The Korsakoffian, moreover, has trouble functioning. He is always getting things wrong. As modern industrial culture becomes more visual, its images more transient, it has a hard time learning. It too is constantly surprised. Take the shock with which news of the Chinese crackdown on the democracy movement was received. Given Communism's 70-year history, marked by repeated reigns of repressive terror, only a forgetting culture could have been so taken by surprise. The week after the Tiananmen massacre, Hungary, which has a harder time forgetting, staged a moving reburial of the men executed for leading the 1956 rebellion. The commemoration reminded us that Western Communism in its 40th year produced precisely the same atrocity -- freedom crushed with tanks and terror -- that Eastern Communism is producing in this, its 40th year.
But amnesia, the disorder of advanced electronic societies, is not the only possible derangement of national memory. There are cultures that remember nothing and cultures that forget nothing. Forgetting nothing might be worse. Remembering nothing produces a mere mindless, stumbling insouciance. Forgetting nothing produces paralysis and death.

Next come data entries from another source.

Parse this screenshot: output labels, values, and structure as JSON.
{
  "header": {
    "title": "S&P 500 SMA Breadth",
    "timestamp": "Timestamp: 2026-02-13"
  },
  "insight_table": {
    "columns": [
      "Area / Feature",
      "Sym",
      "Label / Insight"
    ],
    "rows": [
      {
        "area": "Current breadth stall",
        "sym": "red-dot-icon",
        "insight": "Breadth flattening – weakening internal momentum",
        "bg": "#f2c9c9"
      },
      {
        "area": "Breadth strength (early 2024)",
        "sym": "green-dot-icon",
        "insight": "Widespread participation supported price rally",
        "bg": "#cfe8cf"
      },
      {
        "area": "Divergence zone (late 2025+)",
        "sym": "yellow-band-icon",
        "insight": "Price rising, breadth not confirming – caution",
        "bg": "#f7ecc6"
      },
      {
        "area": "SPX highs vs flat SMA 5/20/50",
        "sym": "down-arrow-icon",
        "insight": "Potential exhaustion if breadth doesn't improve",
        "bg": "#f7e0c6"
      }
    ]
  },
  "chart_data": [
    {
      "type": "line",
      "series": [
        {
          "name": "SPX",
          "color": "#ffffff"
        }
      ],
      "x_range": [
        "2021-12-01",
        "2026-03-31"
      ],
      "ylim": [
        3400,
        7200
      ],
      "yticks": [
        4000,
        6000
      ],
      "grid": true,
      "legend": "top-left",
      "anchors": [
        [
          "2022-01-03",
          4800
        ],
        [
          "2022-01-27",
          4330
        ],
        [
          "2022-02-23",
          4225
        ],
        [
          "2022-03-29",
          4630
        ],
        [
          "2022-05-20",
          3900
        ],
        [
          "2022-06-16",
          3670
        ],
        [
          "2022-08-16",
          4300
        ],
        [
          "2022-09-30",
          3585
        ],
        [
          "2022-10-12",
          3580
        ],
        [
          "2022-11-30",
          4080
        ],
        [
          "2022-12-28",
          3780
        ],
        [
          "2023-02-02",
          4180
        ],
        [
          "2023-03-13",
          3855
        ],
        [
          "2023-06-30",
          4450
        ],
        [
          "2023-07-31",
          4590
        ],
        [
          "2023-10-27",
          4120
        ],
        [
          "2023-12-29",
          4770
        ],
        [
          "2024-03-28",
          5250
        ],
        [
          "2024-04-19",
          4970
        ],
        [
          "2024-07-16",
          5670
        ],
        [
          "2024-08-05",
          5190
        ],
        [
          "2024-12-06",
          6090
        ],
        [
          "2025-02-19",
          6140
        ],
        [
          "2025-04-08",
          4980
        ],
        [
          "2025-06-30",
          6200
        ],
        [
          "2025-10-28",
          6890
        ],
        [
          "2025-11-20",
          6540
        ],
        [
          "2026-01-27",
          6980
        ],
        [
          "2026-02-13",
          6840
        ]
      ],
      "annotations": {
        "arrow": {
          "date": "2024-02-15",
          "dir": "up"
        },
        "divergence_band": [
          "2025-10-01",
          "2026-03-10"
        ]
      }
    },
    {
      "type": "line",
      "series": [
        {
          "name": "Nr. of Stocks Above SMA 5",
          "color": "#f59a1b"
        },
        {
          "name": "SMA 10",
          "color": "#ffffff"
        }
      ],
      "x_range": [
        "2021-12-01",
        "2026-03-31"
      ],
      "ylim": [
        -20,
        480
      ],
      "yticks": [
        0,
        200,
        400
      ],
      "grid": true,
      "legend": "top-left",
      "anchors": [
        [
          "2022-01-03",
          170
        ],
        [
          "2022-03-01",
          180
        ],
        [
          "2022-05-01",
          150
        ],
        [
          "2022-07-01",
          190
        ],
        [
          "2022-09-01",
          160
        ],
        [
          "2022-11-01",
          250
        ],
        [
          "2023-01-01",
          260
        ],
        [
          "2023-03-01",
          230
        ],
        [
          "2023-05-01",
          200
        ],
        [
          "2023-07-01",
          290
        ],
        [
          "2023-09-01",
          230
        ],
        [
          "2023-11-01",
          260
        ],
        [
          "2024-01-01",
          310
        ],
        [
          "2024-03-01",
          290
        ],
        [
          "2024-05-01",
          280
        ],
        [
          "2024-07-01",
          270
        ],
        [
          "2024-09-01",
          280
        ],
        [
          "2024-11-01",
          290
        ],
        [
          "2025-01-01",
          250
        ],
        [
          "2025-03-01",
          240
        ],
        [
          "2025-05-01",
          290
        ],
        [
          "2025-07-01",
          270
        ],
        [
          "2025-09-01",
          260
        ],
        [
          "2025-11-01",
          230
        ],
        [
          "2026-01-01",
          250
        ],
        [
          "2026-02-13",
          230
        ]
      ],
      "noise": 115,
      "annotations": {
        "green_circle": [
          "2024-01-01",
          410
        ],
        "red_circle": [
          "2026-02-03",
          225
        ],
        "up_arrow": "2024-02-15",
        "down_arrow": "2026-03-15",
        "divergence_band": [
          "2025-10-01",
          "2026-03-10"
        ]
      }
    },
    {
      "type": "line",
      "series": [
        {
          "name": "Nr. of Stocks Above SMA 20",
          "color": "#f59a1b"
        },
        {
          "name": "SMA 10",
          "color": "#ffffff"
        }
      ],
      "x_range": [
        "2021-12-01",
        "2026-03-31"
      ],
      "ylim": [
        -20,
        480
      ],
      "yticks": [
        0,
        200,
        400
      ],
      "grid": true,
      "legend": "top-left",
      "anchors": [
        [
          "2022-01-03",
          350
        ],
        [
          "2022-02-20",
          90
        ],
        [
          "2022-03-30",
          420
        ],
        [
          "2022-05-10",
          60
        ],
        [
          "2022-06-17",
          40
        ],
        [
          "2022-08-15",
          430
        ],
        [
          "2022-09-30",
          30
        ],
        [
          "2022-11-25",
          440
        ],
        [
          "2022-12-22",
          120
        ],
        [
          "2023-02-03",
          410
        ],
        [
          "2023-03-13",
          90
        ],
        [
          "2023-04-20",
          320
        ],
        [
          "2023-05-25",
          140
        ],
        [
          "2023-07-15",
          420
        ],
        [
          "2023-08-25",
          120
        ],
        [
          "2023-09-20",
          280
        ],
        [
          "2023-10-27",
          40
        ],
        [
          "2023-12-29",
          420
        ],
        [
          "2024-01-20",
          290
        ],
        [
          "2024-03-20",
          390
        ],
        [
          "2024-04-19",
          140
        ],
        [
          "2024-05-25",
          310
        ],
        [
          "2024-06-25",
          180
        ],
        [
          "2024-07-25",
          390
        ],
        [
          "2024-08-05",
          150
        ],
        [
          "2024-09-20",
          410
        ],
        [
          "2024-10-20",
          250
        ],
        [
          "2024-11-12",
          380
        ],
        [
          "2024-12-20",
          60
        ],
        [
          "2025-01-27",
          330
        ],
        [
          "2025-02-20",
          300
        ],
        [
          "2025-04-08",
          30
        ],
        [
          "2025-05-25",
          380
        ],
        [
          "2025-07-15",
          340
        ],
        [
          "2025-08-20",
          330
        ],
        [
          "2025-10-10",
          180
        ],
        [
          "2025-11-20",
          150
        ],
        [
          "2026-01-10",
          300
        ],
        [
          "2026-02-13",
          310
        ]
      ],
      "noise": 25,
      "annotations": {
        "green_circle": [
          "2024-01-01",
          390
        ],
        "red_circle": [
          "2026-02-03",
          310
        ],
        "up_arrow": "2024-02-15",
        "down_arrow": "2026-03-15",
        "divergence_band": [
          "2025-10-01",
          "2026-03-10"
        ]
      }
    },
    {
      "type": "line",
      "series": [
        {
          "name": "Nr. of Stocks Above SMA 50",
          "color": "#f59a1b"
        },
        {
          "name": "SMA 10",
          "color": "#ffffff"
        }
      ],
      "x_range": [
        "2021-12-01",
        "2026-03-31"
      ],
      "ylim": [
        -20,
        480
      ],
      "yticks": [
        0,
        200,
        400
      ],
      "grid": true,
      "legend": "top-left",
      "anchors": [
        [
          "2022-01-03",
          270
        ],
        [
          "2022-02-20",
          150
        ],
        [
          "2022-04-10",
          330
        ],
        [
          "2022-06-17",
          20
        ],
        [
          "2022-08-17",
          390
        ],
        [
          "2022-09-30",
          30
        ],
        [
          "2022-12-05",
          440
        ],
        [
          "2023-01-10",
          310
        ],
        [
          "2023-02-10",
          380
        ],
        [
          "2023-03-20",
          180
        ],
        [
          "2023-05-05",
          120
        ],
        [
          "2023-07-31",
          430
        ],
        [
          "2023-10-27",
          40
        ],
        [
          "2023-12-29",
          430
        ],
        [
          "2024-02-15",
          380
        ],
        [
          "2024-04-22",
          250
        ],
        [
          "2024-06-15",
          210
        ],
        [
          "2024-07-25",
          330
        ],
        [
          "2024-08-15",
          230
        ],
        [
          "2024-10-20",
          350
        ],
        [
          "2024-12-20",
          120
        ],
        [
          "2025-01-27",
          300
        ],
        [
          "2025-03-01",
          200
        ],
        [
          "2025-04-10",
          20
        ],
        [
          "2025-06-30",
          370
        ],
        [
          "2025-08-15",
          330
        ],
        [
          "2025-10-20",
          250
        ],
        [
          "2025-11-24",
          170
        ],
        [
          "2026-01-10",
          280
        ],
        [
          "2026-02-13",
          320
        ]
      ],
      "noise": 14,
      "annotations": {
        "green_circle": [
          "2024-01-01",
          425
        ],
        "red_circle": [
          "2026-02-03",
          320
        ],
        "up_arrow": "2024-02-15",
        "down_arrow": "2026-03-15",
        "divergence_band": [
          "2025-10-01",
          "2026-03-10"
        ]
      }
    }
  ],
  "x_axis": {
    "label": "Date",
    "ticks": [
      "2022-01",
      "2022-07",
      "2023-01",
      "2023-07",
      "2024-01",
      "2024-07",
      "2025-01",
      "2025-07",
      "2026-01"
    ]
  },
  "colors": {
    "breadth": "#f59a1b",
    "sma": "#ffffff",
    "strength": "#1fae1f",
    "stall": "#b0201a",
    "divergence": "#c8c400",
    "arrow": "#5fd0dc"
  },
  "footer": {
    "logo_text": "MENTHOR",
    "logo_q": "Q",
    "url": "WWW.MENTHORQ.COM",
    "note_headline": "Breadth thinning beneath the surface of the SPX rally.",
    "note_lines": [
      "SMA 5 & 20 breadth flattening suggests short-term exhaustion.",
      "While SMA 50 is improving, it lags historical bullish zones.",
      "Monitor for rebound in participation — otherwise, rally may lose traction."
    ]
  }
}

Beirut's warring factions, for example, have a prodigious capacity for remembering injury. So too the Northern Irish, whose Protestants celebrate the Battle of the Boyne -- next year is the 300th anniversary -- as if it took place yesterday. The inability to forget, to let the slate be wiped clean, freezes societies in anachronism and turns blood feuds into endless civil war.
It is because the inability to relinquish the past can produce such horror that memory -- what place, what price, what power to give it -- is a central question in the great historical transition from dictatorship to democracy. All the new Latin democracies, for example, are emerging from periods of brutal dictatorship. What to do with this past? Uruguay chose, by referendum, a forgetting. It voted to let the brutalities of military rule be bygone. Argentina did the opposite. It prosecuted those who gave the orders for torture and execution. The Argentine experience, however, with its semiannual military revolts and its reversion to Peronism, seems an argument against too much remembering.
Too much remembering. In Funes, the Memorious, Jorge Luis Borges tells the story of a man who suddenly gains the ability to remember every iota of information he has ever apprehended. Every vein of every leaf of every tree, every formation of every cloud in every sky at every instant of his life he sees. An avalanche of knowing renders him inaccessible, mystical and finally defeated. Funes dies young. No mind can apprehend God's work, or man's, in all its detail and survive. Forgetting, for men as for nations, is a biological necessity, like sleep, a respite from consciousness.
We children of the electronic age, however, suffer differently. Forgetting is all we do. We so feel ourselves forgetting that we contrive monuments of stone -- to vets, to cops, to Kahlil Gibran, to whomever -- to anchor ourselves in time. That which is written in stone endures, we figure. If the Ten Commandments were given today, they would be flashed on the great Diamond Vision screen at Yankee Stadium, and by sunup not a soul would remember.